S.M. Oliva sums it up quite brilliantly:
He’s right to attack the “selected but unelected few” as the real problem here. While regulators of all stripes claim the protection and “legitimacy” of the democratic system, in truth these folks are no more agents of democracy than a third-world dictator. Most people will cover their ears and repeat to themselves, “They’re just enforcing the law,” ignoring the reality that there is no law here, just vague mandates that are constantly subject to the changing whims of whatever bureaucrat happens to declare himself in charge that day.
When people accept schemes like zoning codes, what they’re saying is, “We value wealth-destroying bureaucrats over wealth-producing businesses.” It’s that simple. Because there’s no such thing as a regulatory scheme with 100% compliance. Even if nobody is breaking a given set of rules, the bureaucrats are compelled by the nature of their positions to manufacture violations — not only to justify keeping their present positions and salaries, but to ensure the potential for future growth in demand for regulations.
The sad part is how easily swayed some are by hyperbolic hypotheticals. Sure, it’s possible that food processing company might put a heavy dose of cyanide in very can of peaches it ships. But this producer is not going to stay in business for very long because the demand for lethal peaches is near zero. (And since we’re here, wouldn’t “Lethal Peaches” be a great band name?) The market is self-regulating in this sense.

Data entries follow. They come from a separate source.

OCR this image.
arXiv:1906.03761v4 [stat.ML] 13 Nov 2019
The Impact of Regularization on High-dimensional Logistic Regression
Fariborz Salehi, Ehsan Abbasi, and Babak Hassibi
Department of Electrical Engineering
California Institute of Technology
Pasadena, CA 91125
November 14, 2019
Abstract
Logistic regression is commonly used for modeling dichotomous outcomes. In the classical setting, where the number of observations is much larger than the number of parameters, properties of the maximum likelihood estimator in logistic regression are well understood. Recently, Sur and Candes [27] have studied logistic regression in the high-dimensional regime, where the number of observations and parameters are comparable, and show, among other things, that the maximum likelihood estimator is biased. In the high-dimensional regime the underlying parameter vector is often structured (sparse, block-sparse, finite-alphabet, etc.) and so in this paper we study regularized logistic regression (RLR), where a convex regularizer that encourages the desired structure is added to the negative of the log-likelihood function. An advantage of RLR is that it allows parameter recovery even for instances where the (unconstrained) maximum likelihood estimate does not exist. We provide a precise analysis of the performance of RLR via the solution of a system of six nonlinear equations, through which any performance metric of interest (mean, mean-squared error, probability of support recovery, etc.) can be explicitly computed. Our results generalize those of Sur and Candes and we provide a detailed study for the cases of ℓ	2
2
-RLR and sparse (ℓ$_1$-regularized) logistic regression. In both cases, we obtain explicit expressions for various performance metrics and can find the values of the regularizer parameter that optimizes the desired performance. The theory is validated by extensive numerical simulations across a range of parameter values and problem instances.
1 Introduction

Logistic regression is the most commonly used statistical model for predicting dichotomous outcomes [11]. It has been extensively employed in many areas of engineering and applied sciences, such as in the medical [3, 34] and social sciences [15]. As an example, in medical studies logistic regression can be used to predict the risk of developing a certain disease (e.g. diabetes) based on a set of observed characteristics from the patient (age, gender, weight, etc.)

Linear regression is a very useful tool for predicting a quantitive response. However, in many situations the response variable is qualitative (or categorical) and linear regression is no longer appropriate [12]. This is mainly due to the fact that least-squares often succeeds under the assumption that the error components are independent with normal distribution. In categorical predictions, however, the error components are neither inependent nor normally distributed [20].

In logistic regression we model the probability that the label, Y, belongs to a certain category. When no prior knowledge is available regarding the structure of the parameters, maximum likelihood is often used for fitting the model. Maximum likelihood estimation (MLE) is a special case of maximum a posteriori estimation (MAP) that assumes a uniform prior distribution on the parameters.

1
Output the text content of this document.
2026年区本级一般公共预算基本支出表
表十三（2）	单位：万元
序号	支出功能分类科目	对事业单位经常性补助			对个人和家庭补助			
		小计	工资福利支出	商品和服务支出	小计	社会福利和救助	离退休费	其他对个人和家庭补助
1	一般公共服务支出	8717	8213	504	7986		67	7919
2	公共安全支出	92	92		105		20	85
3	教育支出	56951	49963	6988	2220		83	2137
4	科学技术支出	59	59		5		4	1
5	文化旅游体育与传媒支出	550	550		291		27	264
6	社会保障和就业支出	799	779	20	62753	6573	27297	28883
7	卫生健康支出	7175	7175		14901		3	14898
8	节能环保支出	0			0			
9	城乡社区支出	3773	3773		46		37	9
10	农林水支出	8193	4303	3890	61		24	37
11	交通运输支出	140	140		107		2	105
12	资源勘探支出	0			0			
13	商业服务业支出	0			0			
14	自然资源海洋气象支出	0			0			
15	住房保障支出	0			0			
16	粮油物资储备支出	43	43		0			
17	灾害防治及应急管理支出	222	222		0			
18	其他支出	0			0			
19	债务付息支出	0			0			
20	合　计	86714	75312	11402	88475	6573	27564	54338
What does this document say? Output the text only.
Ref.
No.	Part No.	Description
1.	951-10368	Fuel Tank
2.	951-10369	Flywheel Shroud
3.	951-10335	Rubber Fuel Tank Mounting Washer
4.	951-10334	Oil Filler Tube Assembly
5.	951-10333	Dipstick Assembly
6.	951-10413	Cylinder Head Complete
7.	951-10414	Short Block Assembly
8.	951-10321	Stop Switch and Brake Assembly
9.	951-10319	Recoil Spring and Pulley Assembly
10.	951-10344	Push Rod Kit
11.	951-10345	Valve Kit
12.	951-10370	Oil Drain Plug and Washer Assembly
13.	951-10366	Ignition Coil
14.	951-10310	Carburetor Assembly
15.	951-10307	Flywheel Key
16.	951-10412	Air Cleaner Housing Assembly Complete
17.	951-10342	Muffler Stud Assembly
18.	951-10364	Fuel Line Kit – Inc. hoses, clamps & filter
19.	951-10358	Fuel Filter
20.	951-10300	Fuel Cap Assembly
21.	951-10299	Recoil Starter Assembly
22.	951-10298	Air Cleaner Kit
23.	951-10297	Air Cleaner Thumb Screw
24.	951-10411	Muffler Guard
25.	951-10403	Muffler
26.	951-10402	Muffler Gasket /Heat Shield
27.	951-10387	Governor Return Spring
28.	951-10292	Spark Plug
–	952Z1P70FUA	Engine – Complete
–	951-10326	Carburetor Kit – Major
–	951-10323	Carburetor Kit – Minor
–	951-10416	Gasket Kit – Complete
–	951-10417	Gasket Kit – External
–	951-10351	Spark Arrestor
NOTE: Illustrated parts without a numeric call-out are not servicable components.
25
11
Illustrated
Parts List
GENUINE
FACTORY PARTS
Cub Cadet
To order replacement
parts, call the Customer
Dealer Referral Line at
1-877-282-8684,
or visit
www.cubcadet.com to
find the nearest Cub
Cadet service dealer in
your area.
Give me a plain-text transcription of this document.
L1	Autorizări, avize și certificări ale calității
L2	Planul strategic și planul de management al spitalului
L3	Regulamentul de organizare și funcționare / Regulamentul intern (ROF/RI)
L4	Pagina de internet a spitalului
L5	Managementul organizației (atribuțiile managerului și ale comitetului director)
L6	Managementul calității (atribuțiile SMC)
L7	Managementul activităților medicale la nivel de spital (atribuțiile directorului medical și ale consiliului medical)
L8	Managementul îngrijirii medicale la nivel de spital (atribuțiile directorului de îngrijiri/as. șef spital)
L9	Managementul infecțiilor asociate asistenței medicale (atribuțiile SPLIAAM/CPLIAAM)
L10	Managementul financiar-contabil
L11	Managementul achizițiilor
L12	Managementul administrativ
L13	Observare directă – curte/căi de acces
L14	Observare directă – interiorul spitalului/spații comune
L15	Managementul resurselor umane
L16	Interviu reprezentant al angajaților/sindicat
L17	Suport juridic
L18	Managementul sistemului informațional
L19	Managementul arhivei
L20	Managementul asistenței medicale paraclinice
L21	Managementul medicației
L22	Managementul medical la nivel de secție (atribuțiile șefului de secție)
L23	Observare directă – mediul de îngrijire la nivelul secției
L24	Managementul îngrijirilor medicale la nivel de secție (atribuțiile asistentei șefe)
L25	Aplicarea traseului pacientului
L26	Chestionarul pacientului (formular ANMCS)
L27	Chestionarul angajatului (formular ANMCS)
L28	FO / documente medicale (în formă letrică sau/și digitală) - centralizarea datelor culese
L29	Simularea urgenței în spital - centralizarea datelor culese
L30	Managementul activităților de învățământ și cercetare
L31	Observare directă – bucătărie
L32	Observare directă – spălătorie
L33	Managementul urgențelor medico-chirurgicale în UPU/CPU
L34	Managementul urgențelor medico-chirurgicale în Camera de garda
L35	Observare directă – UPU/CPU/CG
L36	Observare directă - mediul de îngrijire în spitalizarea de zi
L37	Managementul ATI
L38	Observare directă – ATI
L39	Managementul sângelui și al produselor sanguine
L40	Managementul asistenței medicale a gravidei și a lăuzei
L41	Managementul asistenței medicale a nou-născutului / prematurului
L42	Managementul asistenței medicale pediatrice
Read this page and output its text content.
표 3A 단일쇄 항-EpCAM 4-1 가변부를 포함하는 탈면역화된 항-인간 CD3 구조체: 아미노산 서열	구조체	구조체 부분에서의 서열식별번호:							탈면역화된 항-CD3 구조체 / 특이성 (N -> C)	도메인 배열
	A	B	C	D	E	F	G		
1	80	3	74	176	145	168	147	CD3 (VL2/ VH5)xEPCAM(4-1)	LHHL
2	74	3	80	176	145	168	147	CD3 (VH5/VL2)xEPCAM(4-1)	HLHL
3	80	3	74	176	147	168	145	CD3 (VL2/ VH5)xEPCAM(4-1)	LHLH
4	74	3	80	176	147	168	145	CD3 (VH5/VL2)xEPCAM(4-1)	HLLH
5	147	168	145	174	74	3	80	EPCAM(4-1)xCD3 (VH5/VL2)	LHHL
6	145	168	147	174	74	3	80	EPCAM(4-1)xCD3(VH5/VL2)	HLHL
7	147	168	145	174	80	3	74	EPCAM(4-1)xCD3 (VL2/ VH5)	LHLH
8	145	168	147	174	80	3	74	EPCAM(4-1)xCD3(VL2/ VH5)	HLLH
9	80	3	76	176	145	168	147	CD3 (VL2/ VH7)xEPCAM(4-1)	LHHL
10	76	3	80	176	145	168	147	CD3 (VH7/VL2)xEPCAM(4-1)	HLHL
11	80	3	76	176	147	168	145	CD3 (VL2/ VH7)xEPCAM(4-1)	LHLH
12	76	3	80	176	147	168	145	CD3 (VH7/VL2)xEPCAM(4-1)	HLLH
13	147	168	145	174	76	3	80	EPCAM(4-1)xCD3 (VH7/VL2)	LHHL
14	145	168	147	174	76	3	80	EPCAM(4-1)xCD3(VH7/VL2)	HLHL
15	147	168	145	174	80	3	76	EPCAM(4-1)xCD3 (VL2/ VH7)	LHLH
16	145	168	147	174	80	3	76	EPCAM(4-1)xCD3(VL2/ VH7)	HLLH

Now, the market is neither perfectly efficient nor perfectly rational. But saying that the market is not perfectly efficient does not prove that regulatory agencies are. In fact, it does not even prove that regulatory agencies are more efficient, or better in any way. Thus, the case for regulating markets as it is thus presented is invalid because the market is demonstrably superior to the state at regulating the market.